According to David Robb’s brilliant Operation Hollywood, some of the worst examples are Jerry Bruckheimer, who in order to get in-kind assistance from the U.S. military made nearly all the changes they requested to The Right Stuff, Black Hawk Down, Top Gun, Armageddon, and Pearl Harbour. Or John Woo, who made every change requested by the military to his film Windtalkers. And even Walt Disney, who allowed The Mickey Mouse Club to be used for recruiting, even though its viewers were mostly children.
In reality, the film liaison office at the Pentagon made hundreds of producers change their films from as early as the 1950s onwards. And this isn’t just a problem for the U.S. people.
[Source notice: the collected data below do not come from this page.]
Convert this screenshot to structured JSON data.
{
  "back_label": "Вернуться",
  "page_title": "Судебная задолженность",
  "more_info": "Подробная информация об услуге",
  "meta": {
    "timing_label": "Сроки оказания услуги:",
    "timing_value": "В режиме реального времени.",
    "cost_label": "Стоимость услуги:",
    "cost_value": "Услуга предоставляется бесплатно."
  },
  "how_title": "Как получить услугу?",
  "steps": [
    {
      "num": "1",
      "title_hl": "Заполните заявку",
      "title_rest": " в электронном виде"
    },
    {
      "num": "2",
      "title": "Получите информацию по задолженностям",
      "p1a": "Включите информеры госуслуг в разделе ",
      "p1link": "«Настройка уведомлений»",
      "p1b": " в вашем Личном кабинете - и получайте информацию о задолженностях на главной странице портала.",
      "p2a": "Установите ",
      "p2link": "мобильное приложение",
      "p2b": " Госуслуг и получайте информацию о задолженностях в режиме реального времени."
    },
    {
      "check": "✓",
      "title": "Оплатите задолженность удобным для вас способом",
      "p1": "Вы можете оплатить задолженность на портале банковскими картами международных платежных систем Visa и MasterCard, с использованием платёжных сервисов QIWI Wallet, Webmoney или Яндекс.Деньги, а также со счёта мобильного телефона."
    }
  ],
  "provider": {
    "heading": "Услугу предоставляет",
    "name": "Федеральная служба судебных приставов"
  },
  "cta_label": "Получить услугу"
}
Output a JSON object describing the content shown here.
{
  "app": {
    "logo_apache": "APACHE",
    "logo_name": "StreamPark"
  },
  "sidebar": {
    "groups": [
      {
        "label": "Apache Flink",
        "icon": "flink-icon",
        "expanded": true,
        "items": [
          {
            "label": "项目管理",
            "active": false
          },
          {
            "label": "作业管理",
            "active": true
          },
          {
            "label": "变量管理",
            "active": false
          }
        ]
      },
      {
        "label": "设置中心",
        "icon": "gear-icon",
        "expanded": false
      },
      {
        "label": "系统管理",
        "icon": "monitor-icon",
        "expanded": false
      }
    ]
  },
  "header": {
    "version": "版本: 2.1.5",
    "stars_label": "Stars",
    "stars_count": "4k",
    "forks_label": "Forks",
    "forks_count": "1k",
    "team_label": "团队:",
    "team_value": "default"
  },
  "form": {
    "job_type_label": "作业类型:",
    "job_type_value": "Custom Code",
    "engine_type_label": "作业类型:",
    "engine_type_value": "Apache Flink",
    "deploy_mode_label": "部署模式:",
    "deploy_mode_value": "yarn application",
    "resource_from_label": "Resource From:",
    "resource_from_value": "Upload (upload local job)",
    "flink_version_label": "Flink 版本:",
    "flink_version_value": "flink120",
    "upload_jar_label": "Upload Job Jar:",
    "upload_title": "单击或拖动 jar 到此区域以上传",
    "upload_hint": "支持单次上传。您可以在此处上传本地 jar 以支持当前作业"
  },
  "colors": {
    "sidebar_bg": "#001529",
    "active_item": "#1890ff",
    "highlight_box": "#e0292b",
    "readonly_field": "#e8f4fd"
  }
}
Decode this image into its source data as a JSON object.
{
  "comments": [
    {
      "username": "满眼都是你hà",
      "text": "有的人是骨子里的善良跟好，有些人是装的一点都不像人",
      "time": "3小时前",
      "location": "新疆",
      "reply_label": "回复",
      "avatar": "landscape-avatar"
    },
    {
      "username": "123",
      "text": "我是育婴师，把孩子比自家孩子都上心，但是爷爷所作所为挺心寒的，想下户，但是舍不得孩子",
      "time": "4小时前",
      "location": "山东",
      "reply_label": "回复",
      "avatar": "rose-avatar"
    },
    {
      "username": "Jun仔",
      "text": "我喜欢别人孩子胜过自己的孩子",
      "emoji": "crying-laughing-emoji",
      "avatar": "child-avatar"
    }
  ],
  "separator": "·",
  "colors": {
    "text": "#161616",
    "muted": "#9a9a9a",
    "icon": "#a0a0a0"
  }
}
The reach of Hollywood is unprecedented in human history. The Motion Picture Association of America (MPAA) helpfully produces an annual report of its members, Disney, Paramount, Sony, Fox, Universal and Warner Bros. According to the 2017 report, the global box office take for the MPAA was $40.6bn, across over 170,000 screens globally. And in that same year the industry generated $47.8bn in home entertainment sales, in large part through the over half a billion cable and online video service subscriptions.
The members of the MPAA are monopolising a large portion of the “resting” time of billions of people globally. In fact, it is hard to think of a time in history when quite so few people had quite so much control over the attention of quite so many.
When we sit down to watch a Hollywood blockbuster or a U.S. TV show, it is important to remember that it’s not just a couple of hours of escapism.
A lot of powerful people, over a very long period of time, have gone to a lot of trouble to make sure you receive exactly the message they want. And one of the most persistent of those messages is:
“Your masters are your superiors, your masters know what’s best, obey your masters.”
Our parents’ and grandparents’ generation showed us that we no longer have to blindly defer to “our superiors.” Each of us has the power to question both the message and the messenger.
We are the first line of defence in any attempt to colonise our minds. In each of us is an anti-imperialist.